Moving vital signs obs into community
At Civica, meanwhile, staff are considering how electronic vital signs could move outside its traditional setting. The firm has partnered with Med eTrax to provide e-obs in the acute setting but also, reports John Hopkins, to “reach out into the community to help manage community nursing appointments and delivery of care.”
The chief executive of Med eTrax explains: “Our view is that if you could have information sent into the community support team and presented in a dashboard facility, you could decide from the results coming in which patients need to be seen.”
For Paul Volkaerts, MD of Nervecentre Software, the value of e-observations is increasingly in heralding a much broader shift in ways of working. “Vital signs are the most frequent interaction between a nurse and a patient,” he points out. “Because they’re the most frequent interaction then what happens is the tool for vital signs becomes the most frequently used tool.”
Vital sign obs a first step to mobile nursing workforce
He continues: “What we generally say to people is that you will give all of your nurses mobile devices in order to capture vital signs, but that giving of the mobile device to a nurse will be the biggest transformation that happens.
“To me, vital signs is a use case of a mobile device. And so our goal really is to say how mobile devices revolutionise what happens within a hospital, and we want to exploit that mobile device for every single thing it can be used for.”
It is a point of view which echoes that of East Sussex’s Murray. The trust uses Vitalpac – another of the pioneers of the e-obs approach – and she says the system “has had a knock on effect in areas we didn’t think about”. That includes physiotherapists using Vitalpac to identify patients on oxygen, review their early warning score, and then target their resource to patients most able to mobilise. Speech and language therapists are doing something similar.

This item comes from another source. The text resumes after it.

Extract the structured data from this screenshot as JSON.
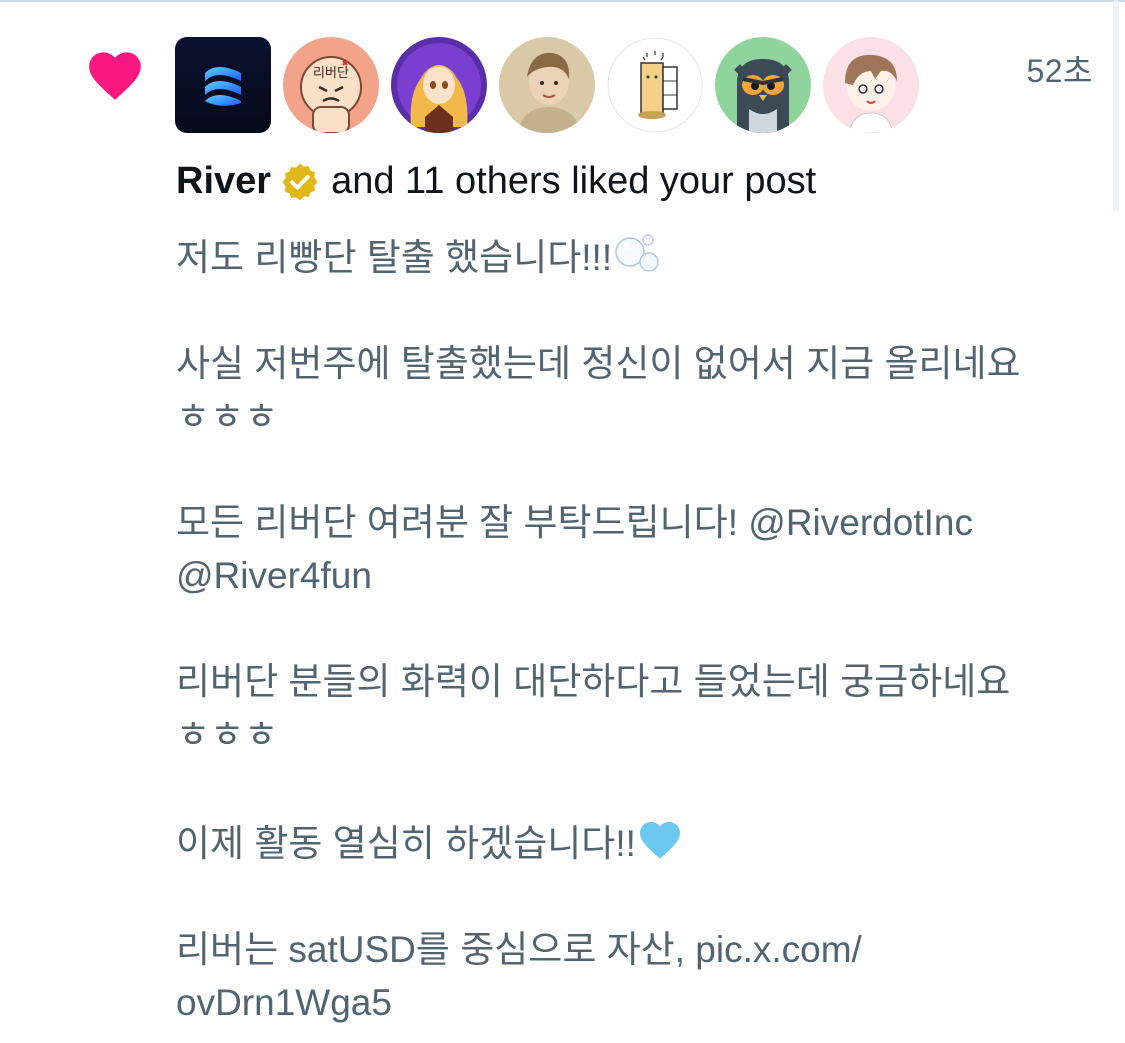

But perhaps the biggest impact has been on staff’s ease with digital. Murray says the trust was “very digitally naive” prior to the introduction of Vitalpac. “We were not on a particularly good trajectory to be able to deliver the paperfree NHS. What has been really fantastic about Vitalpac is that we do seem to have managed to engage our workforce with it, much more so than with any other system that we’ve introduced.
Mobile working culture change
“And so it’s meant that actually now it’s driving the digital pathway forward. We’ve just launched our electronic document management system, which sits on an iPad as well as a desktop. And we’ve found that the culture had already changed – people were used to seeing iPads on the wards, they were used to engaging with electronic charts, and so the next step of having electronic document management has been a relatively straightforward one.
“It’s been a really good stepping stone in terms of our digital journey,” she concludes.